Bert Overbeek is trainer, coach en interim manager, maar tegenwoordig kan je ook zeggen: organisatiedokter en -innovator. Opgeleid door NS en Schouten en Nelissen, besloot Jongebazen-oprichter Bert Overbeek na 25 jaar loondienst om voor zichzelf te gaan werken. Hij wilde zijn klanten meer op maat bedienen, de basis van zijn werk verdiepen en de kwaliteit van zijn werk vergroten en had het gevoel dat hij daarvoor onafhankelijk moest kunnen opereren. Hij is er gelukkig van geworden. (Website met filmpje: www.pitchersupport.jimdo.com)

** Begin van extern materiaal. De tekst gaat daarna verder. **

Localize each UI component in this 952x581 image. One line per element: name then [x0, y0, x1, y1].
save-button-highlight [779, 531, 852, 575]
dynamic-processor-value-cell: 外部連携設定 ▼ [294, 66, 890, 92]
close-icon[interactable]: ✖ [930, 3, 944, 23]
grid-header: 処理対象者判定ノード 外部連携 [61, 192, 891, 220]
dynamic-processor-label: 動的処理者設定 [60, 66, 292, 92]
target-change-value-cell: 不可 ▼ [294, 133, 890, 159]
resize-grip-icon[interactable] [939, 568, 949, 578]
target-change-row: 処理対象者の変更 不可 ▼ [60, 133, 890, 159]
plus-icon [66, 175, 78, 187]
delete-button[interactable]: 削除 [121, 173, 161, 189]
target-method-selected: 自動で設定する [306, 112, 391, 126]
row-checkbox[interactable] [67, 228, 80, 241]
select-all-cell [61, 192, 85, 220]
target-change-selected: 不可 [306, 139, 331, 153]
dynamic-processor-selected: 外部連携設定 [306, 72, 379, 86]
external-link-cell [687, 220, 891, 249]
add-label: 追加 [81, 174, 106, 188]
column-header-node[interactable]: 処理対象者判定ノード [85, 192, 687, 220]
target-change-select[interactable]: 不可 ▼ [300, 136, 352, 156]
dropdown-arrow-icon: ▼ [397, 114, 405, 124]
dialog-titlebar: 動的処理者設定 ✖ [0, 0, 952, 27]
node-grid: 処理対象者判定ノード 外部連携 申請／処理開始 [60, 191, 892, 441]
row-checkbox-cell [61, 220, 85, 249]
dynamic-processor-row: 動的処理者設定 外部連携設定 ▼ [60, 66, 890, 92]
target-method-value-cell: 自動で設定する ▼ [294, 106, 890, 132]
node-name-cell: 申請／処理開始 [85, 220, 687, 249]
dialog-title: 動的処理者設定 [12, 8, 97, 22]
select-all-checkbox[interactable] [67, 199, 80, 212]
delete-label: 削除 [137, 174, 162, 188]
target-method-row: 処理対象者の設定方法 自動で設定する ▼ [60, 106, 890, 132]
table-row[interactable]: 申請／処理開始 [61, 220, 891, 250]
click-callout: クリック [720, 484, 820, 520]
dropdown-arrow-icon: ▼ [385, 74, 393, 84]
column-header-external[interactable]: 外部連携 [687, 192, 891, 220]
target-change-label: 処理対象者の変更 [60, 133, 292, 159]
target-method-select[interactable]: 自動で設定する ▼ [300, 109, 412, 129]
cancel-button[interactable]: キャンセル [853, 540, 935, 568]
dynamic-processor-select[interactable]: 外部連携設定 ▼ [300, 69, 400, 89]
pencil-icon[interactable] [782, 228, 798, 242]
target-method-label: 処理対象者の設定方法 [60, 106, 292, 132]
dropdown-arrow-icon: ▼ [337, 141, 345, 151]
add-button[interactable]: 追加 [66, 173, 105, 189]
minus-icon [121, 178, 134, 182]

Prof. dr. Mastenbroek van Managementsite ‘ontdekte’ dat Overbeek meer kon dan bedrijven helpen met verbeteringen van resultaat en sfeer. Hij vroeg de schrijvende organisatieontwikkelaar of hij een weblog voor jonge managers wilde bijhouden, als partnerlink van het grote ManagementSite. Dat was tien jaar geleden. Sindsdien schreef Overbeek bijna 1500 artikelen en zes boeken. Ze werden uitgegeven door Haystack en door Futuro Uitgevers. Twee boeken werden bestsellers en eindigden in de top 10 (‘Het Flitsbrein’ en ‘Mannen en/of vrouwen’).
Overbeek vindt kosteloze kennisdeling en informatie-uitwisseling zo belangrijk, dat hij hier op jongebazen.nl nu 10 jaar de finesses van het managementvak deelt met vakbroeders en collega’s. Daarmee liep hij voor op de moderne social media trends waarin het ‘geven’ van gratis informatie een marketing tool is geworden.

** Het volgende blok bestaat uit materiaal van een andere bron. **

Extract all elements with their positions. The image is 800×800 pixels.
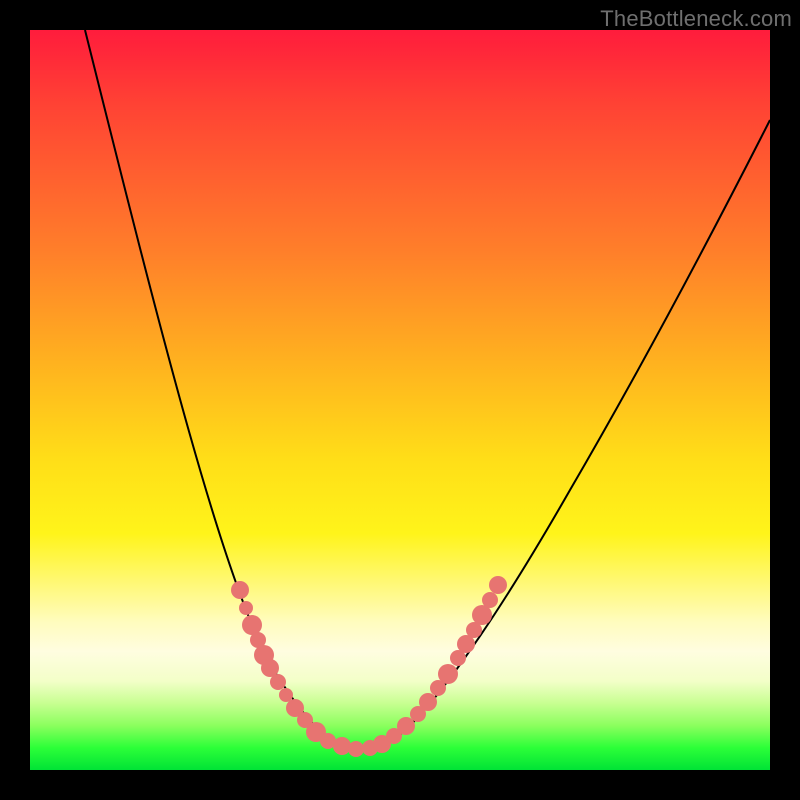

Meer dan 100 000 mensen bezoeken Jongebazen per jaar. En het heeft hem veel respect opgeleverd in managementland. Alles wat te maken heeft met het verbeteren van organisaties, teams en mensen boeit hem. 21 jaar ervaring en intensieve studies helpen hem daarbij. Zijn humor leidt er toe dat mensen hem graag inhuren als spreker en inspirator, en zijn veelzijdigheid heeft hem het compliment van een topvrouw opgeleverd, dat hij altijd een eigen gezichtspunt kiest en je daardoor aan het denken zet.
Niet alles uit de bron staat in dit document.